2) for those who do not want their data or identity shared with third parties; Who wants that?
3) for those who want to express themselves through freedom of speech; Who doesn't want that?
4) for those who want to host adult, gambling, movie websites, etc. Ah, well movies are adequately copyrighted in whichever country licenses their viewing, so why would you need that if it is legal? Gambling might be useful for the Chinese I suppose as it is illegal there, but adult? Why would that need to be offshore?
This doesn’t mean that you can engage in illegal activities, which we strictly forbid. This includes, but is not limited to, spam, phishing, and fraud. We’ll immediately close your account and blacklist all your labels. To see the full prohibition list, click here.
So let's have a look at the list, but if no one ever looks at the data on the servers, we're at a loss as to how it could be enforced: https://abelohost.com/acceptable-use-policy/
The following is a list of content that is not accepted in our servers and network: Once again, you just said that, is this really a company?
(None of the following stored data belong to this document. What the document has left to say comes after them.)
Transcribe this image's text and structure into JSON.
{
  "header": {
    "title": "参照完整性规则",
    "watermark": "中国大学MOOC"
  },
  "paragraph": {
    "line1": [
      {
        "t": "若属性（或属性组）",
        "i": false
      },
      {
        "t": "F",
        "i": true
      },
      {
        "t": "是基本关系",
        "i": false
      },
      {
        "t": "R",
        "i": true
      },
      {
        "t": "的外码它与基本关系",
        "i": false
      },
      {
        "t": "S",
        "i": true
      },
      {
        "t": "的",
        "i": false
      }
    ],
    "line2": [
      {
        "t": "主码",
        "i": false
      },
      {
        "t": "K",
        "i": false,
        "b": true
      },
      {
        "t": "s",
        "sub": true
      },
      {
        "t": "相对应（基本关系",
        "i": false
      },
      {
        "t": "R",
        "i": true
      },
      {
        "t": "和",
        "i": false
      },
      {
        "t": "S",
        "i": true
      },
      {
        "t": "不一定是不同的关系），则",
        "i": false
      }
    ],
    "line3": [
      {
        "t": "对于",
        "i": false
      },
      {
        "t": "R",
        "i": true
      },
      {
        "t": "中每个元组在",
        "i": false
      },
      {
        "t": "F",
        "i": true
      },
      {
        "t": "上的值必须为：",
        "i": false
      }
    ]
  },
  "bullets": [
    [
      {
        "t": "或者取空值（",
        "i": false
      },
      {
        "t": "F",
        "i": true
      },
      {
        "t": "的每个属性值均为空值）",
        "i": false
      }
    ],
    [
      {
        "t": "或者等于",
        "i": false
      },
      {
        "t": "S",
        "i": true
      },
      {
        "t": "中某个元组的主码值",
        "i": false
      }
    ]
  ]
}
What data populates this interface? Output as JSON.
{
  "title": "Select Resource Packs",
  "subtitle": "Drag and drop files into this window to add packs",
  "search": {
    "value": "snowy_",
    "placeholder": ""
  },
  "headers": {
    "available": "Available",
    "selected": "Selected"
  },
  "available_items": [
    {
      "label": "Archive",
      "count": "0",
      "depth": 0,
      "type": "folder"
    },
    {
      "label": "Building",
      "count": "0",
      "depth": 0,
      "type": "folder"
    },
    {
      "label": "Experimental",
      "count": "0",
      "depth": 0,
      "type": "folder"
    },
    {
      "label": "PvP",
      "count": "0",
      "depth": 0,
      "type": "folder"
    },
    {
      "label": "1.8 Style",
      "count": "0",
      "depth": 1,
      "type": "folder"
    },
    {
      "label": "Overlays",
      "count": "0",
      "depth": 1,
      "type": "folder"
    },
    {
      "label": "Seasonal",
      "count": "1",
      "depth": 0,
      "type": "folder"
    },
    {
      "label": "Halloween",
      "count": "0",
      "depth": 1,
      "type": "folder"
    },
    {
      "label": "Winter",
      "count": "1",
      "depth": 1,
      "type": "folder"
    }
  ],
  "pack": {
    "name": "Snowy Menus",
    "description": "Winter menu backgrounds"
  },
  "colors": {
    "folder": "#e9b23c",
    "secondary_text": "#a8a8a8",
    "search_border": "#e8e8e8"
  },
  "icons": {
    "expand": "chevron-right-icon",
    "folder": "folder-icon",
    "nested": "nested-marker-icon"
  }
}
– Any type of activity that can lead to the IP being blocked by organizations such as Spamhaus
– Under Legal Age Nudity
– Scam/Fraudulent Websites
– Illegal pharmaceutical websites
– Any websites associated with hacks or cheats
– Mass mailing
– Reverse proxies
– Selling illegal substances
– Phishing websites
– Botnet controllers
– DDoS scripts
– Brute Force attacks
– Packet Flood scripts
– SIP Scanners
– IP Spoofing Attacks
– Virus / Trojan / Malware Distribution
– Scanning of password and password guessing tools, bots and/or software
– Vulnerability scanners
– Terrorist Websites
– Anything related to forex
– Unlicensed IPTV services
– Anything related to in-game virtual currencies and generators thereof
– The sale or distribution of replica items
Well Any type of activity that can lead to the IP being blocked by organizations such as Spamhaus and Spam are the same thing again. Phishing websites are usually on Google or Amazon servers nowadays, as they don't seem to care, and hackers don't buy hosting as it makes them traceable, but the most confusing part is 'Anything related to ForEX' which BrokerRegulator.com most definitely is. We had best email firstname.lastname@example.org ao that they can address this.
OK well we shall report back when we hear from their support team and confirm if they are really blocking all ForEX or are actually hosting more than just a broker review site.
18.104.22.168 - 22.214.171.124 is their whole range so it will only represent 250 servers.
They seem to be related to these hosters in Holland:
WebArk Group B.V.
6981 GN, Doesburg , GELDERLAND Netherlands
Company Type: Private Limited Company Independent
126.96.36.199 - 188.8.131.52
But this website times out when CloudFlare try to connect, which seems odd for a colocation/connectivity provider.